Finding Relief for Dry Eye
Tears keep the eyes’ surface lubricated, smooth, and clear. With dry eye, the eyes either don’t have enough water in the tears (known as aqueous-deficient dry eye) or the quality of the tears they produce is substandard due to the reduced quantities of oil, and mucus in the tears (known as evaporative dry eye). Both of these can cause inflammation and harm the eye’s ocular surface.
Far more common is evaporative dry eye, which occurs when the meibomian glands along the rims of the eyelids become blocked. This limits the amount of oil in the tears, so the tears evaporate much faster than they normally would.
With aqueous-deficient dry eye, the lacrimal gland in the upper area of the eye sockets doesn’t produce enough of the water component of tears to keep the eyes hydrated.

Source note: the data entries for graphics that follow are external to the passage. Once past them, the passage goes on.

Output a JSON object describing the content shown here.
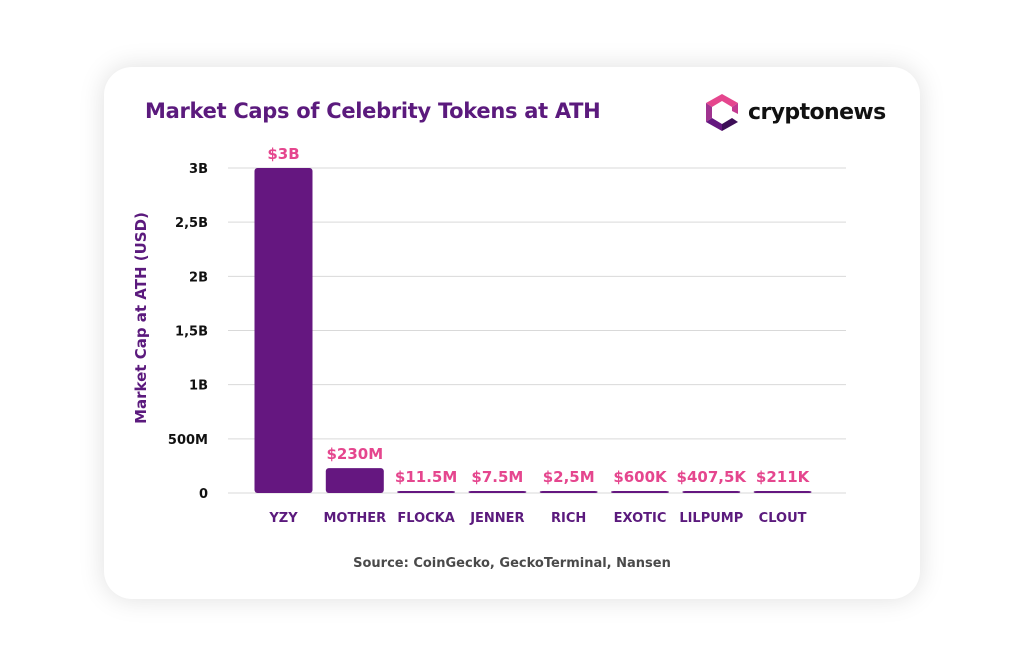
{
  "brand": {
    "name": "cryptonews",
    "logo_icon": "cryptonews-cube-logo"
  },
  "colors": {
    "bar": "#651780",
    "value_label": "#e5468e",
    "title": "#5b1a7d",
    "axis_label": "#5b1a7d",
    "grid": "#d9d9d9",
    "text": "#111111"
  },
  "source": "Source: CoinGecko, GeckoTerminal, Nansen",
  "chart_data": {
    "type": "bar",
    "title": "Market Caps of Celebrity Tokens at ATH",
    "xlabel": "",
    "ylabel": "Market Cap at ATH (USD)",
    "categories": [
      "YZY",
      "MOTHER",
      "FLOCKA",
      "JENNER",
      "RICH",
      "EXOTIC",
      "LILPUMP",
      "CLOUT"
    ],
    "values": [
      3000000000,
      230000000,
      11500000,
      7500000,
      2500000,
      600000,
      407500,
      211000
    ],
    "value_labels": [
      "$3B",
      "$230M",
      "$11.5M",
      "$7.5M",
      "$2,5M",
      "$600K",
      "$407,5K",
      "$211K"
    ],
    "yticks": [
      0,
      500000000,
      1000000000,
      1500000000,
      2000000000,
      2500000000,
      3000000000
    ],
    "ytick_labels": [
      "0",
      "500M",
      "1B",
      "1,5B",
      "2B",
      "2,5B",
      "3B"
    ],
    "ylim": [
      0,
      3000000000
    ],
    "grid": true,
    "legend": "none"
  }
}
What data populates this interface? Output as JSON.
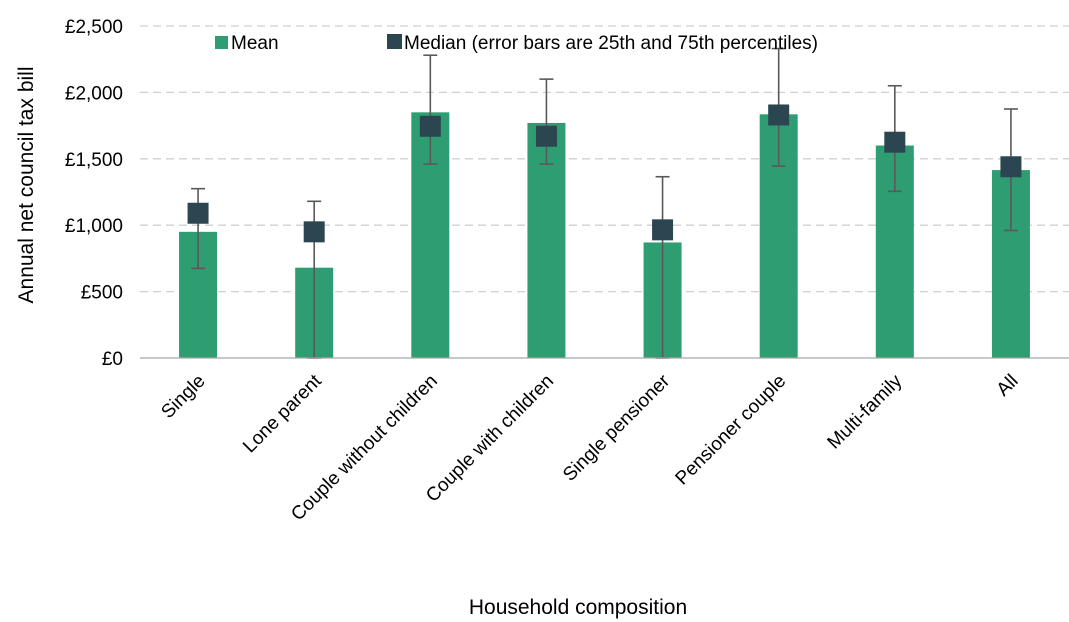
{
  "colors": {
    "mean": "#2e9e72",
    "median": "#2b4650",
    "error": "#595959",
    "grid": "#d0d0d0",
    "axis": "#a6a6a6"
  },
  "chart_data": {
    "type": "bar",
    "title": "",
    "xlabel": "Household composition",
    "ylabel": "Annual net council tax bill",
    "ylim": [
      0,
      2500
    ],
    "yticks": [
      0,
      500,
      1000,
      1500,
      2000,
      2500
    ],
    "ytick_labels": [
      "£0",
      "£500",
      "£1,000",
      "£1,500",
      "£2,000",
      "£2,500"
    ],
    "grid": true,
    "legend_position": "top",
    "categories": [
      "Single",
      "Lone parent",
      "Couple without children",
      "Couple with children",
      "Single pensioner",
      "Pensioner couple",
      "Multi-family",
      "All"
    ],
    "series": [
      {
        "name": "Mean",
        "type": "bar",
        "values": [
          950,
          680,
          1850,
          1770,
          870,
          1835,
          1600,
          1415
        ]
      },
      {
        "name": "Median (error bars are 25th and 75th percentiles)",
        "type": "marker",
        "values": [
          1090,
          950,
          1745,
          1670,
          965,
          1830,
          1625,
          1440
        ],
        "p25": [
          675,
          0,
          1460,
          1460,
          0,
          1445,
          1255,
          960
        ],
        "p75": [
          1275,
          1180,
          2280,
          2100,
          1365,
          2330,
          2050,
          1875
        ]
      }
    ]
  }
}
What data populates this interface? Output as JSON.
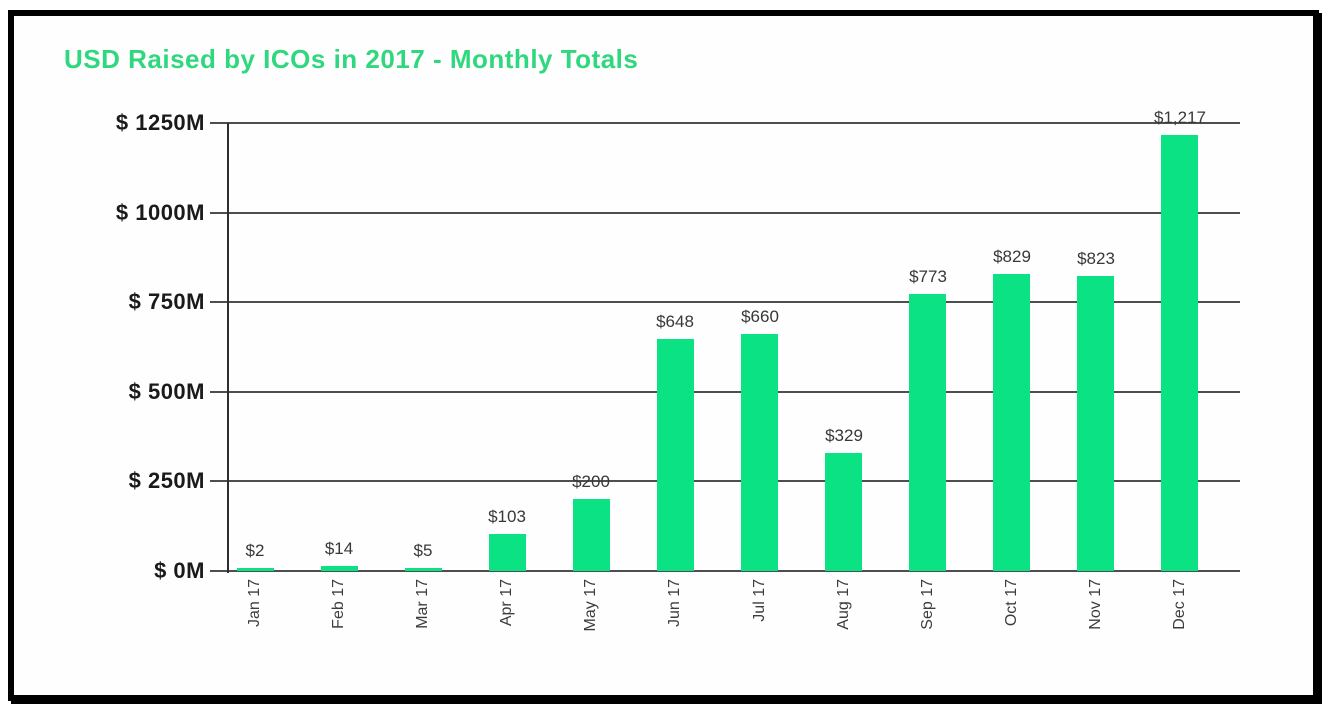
{
  "chart_data": {
    "type": "bar",
    "title": "USD Raised by ICOs in 2017 - Monthly Totals",
    "title_color": "#2FD87E",
    "xlabel": "",
    "ylabel": "",
    "categories": [
      "Jan 17",
      "Feb 17",
      "Mar 17",
      "Apr 17",
      "May 17",
      "Jun 17",
      "Jul 17",
      "Aug 17",
      "Sep 17",
      "Oct 17",
      "Nov 17",
      "Dec 17"
    ],
    "values": [
      2,
      14,
      5,
      103,
      200,
      648,
      660,
      329,
      773,
      829,
      823,
      1217
    ],
    "bar_value_labels": [
      "$2",
      "$14",
      "$5",
      "$103",
      "$200",
      "$648",
      "$660",
      "$329",
      "$773",
      "$829",
      "$823",
      "$1,217"
    ],
    "ytick_labels": [
      "$ 0M",
      "$ 250M",
      "$ 500M",
      "$ 750M",
      "$ 1000M",
      "$ 1250M"
    ],
    "ytick_values": [
      0,
      250,
      500,
      750,
      1000,
      1250
    ],
    "ylim": [
      0,
      1250
    ],
    "grid": true,
    "legend": false,
    "bar_color": "#0BE283",
    "grid_color": "#4E4E4E",
    "axis_color": "#2E2E2E",
    "ytick_label_color": "#1A1A1A",
    "value_label_color": "#383838",
    "xtick_label_color": "#3D3D3D",
    "frame_border_color": "#000000",
    "background_color": "#FEFEFE"
  }
}
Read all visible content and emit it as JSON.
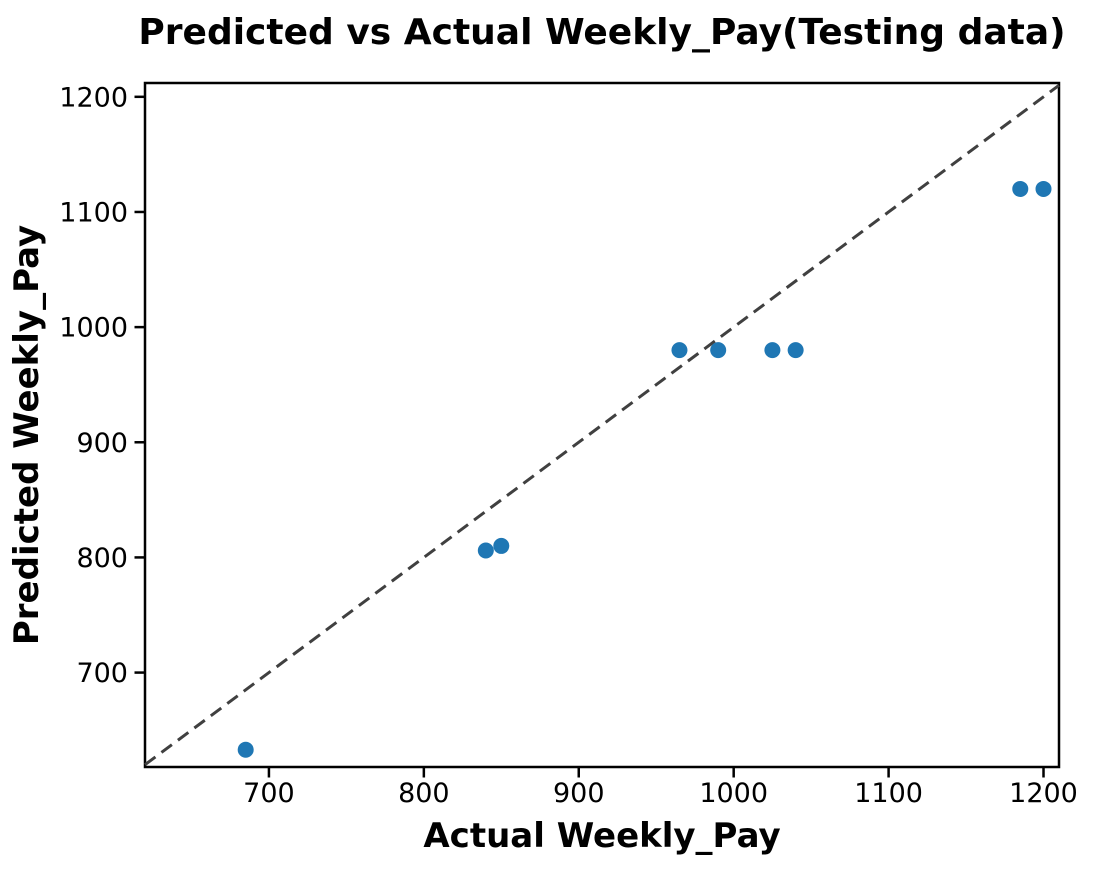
{
  "chart_data": {
    "type": "scatter",
    "title": "Predicted vs Actual Weekly_Pay(Testing data)",
    "xlabel": "Actual Weekly_Pay",
    "ylabel": "Predicted Weekly_Pay",
    "xlim": [
      620,
      1210
    ],
    "ylim": [
      618,
      1212
    ],
    "xticks": [
      700,
      800,
      900,
      1000,
      1100,
      1200
    ],
    "yticks": [
      700,
      800,
      900,
      1000,
      1100,
      1200
    ],
    "grid": false,
    "legend": "none",
    "series": [
      {
        "name": "test-predictions",
        "type": "scatter",
        "marker": "circle",
        "color": "#1f77b4",
        "x": [
          685,
          840,
          850,
          965,
          990,
          1025,
          1040,
          1185,
          1200
        ],
        "y": [
          633,
          806,
          810,
          980,
          980,
          980,
          980,
          1120,
          1120
        ]
      },
      {
        "name": "identity-line",
        "type": "line",
        "style": "dashed",
        "color": "#404040",
        "x": [
          620,
          1210
        ],
        "y": [
          620,
          1210
        ]
      }
    ],
    "colors": {
      "marker": "#1f77b4",
      "dashed_line": "#404040",
      "axis": "#000000",
      "background": "#ffffff"
    }
  }
}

Both types of dry eye can occur together.
Dry Eye Symptoms and Causes
Dry eye symptoms include stinging, burning, and redness; watery tears that sometimes run down your cheeks; a scratchy feeling, as if particles are lodged in the eyes; and discomfort while wearing contact lenses.
Dry eye can also be a symptom of many medical conditions, including Sjogrens’ syndrome, lupus, rheumatoid arthritis, scleroderma, graft vs. host disease (after receiving donated bone marrow or peripheral blood stem cells), sarcoidosis, thyroid disorders, and a vitamin A deficiency. Wearing contact lenses, nerve damage following laser eye surgery, and aging can also contribute to dry eye.
Sometimes, the problem is linked to prescription or over-the-counter medication.
Medications that can cause dry eye include:
- Hormone-replacement therapy
- Blood-pressure medication
- Acne medication
- Birth-control pills
- Medication for Parkinson’s disease
In addition, environmental factors such as air pollutants, air conditioning, the dryness in airplanes, long periods staring at a computer or book, tobacco smoke, even cooking fumes can cause dry eye or aggravate it. If you are suffering from red, itchy, dry, or painful eyes, visit for a thorough eye exam. We may test the quality and volume of your tears to better understand your condition and treat it.
Once our practice has determined the true nature and cause of your dry eye, we will create a personalized plan to treat it. This may include a combination of over-the-counter or prescription eye drops or ointments and other in-office treatments. We might prescribe a way to improve your eyelid hygiene and explain how to gently wash your eyelids with warm water. In serious cases we may recommend a range of more in-depth treatments such as light therapy, changing your contact lens prescription, or procedures to block your tear ducts or unblock your oil glands.